My first time posting here. I explain with words, tears, music, etc, and I’m just met with either silence or surface level positivity. Even in suicide/depressed-focust support groups online, I still feel like an outsider in my own pain. I still feel like an alien to those who are supposed to be feeling just like I do right now. How fucked am I if other depressed people don’t even understand what I’m going through? “But have you tried this?” I’ve tried a million things a million times. I’m not depressed or suicidal for the common reasons most people can relate to. I reach out, and it just makes me more angry. I take a break and feel more exhausted. Everyone tells me, “You’re so well spoken! Your writing is so good!” But they don’t actually absorb anything meaningful, so I keep getting copy and pasted, cookie cutter responses like “try a new hobbies or reach out to a professional”. GEEZ, WHY DIDN’T I THINK OF THAT YEARS AGO????????? No one knows how to deal with you when you are way past regular coping methods. I’ve given so many clear warning signs about my mental state and no one takes me seriously. I feel more helpless when I use hotlines or apps. There’s no amount of “self-care” I can perform within my limitations that makes a difference. I look at suicide-prevention propaganda and it boils my blood because I don’t have the permission from society to die. No one wants you to die, but no one wants to help you live either. I constantly feel like I’m trapped in a cage. Life wants me alive enough to experience suffering, but won’t let me suffer enough to put me out of my misery. Then it’s, “You don’t have to explain yourself to anyone”, but then how can I get help if I don’t communicate? Nothing works and nothing is meant to anyway, not for everyone. I’m thinking, “write a manifesto”, but what’s the point of still trying to explain myself, even in death, for other people who don’t care?
3 comments
So why do you want to die?
Awesome rant, at some point u just have to deal with reality of loss n loneliness n human neglect n incompetence but fucking awesome rant about the fucking circuit board of cliche partial solutions.

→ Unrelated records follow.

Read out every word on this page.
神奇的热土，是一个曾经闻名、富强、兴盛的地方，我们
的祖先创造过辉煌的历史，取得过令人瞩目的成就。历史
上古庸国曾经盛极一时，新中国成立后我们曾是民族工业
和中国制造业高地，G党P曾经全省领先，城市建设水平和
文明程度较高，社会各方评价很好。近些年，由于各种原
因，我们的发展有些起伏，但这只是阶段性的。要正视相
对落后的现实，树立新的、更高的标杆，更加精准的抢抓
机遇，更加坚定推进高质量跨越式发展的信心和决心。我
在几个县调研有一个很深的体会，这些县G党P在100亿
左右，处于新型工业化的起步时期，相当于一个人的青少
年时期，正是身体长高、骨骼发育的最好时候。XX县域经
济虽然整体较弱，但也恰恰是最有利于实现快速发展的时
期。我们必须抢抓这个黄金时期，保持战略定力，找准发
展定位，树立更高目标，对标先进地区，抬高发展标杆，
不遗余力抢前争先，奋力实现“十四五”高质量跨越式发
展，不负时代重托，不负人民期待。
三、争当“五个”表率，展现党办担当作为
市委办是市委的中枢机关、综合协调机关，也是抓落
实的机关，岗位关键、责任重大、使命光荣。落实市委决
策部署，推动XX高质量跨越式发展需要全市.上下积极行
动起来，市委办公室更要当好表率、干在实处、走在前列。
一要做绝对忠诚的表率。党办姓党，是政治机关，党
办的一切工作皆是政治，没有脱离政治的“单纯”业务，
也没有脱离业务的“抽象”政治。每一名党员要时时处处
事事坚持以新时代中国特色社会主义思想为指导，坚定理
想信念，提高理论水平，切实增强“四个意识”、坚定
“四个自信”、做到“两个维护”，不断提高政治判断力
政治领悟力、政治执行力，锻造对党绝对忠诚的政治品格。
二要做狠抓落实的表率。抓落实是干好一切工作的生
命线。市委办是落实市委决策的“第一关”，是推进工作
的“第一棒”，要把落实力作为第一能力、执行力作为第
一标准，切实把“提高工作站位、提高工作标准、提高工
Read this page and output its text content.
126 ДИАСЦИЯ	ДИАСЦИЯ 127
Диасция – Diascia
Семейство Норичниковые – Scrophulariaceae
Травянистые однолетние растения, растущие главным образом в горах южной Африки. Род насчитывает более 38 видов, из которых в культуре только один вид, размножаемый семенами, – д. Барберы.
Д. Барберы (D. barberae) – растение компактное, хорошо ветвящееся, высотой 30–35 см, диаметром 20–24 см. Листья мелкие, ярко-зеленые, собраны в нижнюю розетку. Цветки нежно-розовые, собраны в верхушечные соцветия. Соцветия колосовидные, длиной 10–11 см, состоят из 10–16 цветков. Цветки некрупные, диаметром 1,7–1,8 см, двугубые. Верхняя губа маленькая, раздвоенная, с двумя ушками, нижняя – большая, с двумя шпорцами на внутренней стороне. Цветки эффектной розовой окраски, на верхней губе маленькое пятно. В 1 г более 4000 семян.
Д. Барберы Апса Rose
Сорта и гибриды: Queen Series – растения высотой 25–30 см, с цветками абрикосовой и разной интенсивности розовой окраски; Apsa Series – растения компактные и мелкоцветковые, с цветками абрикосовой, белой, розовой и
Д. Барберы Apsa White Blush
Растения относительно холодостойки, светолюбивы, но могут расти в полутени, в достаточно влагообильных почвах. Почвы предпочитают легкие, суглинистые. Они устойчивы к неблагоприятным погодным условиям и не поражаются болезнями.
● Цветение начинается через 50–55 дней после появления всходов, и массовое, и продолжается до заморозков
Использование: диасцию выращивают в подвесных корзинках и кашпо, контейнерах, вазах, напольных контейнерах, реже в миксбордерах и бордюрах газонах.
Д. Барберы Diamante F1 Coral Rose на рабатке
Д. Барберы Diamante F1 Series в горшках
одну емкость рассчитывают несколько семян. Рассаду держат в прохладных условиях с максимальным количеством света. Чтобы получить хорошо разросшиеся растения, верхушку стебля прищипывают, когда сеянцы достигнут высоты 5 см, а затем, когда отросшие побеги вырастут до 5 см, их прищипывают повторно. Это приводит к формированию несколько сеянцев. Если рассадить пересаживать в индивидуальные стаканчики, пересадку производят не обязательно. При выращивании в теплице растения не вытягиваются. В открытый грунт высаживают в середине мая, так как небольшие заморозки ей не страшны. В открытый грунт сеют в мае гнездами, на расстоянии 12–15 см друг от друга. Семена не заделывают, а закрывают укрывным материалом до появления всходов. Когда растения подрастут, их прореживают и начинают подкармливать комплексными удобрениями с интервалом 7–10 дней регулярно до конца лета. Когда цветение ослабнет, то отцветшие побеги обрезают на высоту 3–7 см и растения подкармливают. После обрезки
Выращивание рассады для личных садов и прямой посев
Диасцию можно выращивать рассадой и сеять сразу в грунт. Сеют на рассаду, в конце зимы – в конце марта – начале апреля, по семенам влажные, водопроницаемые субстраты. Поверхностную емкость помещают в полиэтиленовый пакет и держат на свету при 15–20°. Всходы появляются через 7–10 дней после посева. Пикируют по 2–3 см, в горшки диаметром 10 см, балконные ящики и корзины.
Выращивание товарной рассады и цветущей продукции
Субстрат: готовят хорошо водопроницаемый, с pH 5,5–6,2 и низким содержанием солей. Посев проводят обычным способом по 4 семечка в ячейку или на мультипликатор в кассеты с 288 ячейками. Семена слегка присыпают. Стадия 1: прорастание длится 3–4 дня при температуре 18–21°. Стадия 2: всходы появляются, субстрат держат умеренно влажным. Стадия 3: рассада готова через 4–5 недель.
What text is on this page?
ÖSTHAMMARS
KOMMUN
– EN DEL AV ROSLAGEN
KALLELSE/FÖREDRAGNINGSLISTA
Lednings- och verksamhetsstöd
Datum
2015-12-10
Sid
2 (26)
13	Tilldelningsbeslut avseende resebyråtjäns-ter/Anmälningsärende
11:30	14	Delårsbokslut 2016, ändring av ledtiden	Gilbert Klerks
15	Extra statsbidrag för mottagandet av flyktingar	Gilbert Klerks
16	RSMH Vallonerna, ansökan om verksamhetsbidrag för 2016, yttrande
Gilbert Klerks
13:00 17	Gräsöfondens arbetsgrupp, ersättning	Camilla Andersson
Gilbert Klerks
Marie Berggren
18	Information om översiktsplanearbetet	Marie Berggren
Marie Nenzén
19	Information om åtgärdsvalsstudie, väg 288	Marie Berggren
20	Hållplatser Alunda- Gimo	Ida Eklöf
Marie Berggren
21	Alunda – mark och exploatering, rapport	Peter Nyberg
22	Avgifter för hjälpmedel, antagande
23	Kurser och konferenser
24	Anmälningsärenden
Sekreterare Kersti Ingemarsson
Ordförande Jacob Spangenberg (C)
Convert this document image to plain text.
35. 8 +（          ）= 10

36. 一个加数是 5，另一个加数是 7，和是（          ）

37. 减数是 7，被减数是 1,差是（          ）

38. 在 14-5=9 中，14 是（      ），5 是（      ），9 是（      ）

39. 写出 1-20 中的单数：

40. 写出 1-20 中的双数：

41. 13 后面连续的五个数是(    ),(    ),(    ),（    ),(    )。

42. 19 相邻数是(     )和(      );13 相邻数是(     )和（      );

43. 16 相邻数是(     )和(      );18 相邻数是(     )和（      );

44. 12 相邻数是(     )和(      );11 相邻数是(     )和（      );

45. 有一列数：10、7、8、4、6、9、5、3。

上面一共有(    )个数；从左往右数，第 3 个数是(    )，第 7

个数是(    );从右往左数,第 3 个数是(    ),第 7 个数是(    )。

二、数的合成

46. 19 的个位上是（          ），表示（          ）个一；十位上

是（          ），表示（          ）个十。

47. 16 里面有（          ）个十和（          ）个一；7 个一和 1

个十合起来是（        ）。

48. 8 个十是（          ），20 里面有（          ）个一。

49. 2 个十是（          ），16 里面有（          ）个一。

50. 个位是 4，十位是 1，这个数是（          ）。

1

I doubt that I’d be someone you could relate to but on the off chance you would im just going to say this,
‘yeah me too.’ especially if you think you say these things or feel these things because of nothing special or even real in the sense of an actually negative circumstance.
I know this feeling and I validate literally whatever it is that is causing you to feel this is way. Currently I’m looking for people I can understand and I don’t know if I’ll ever get there, it’s merely a compensation for life letting me down. I’m not someone who just goes and attempts very easily. I hope you get that if that’s what would ease something for you too.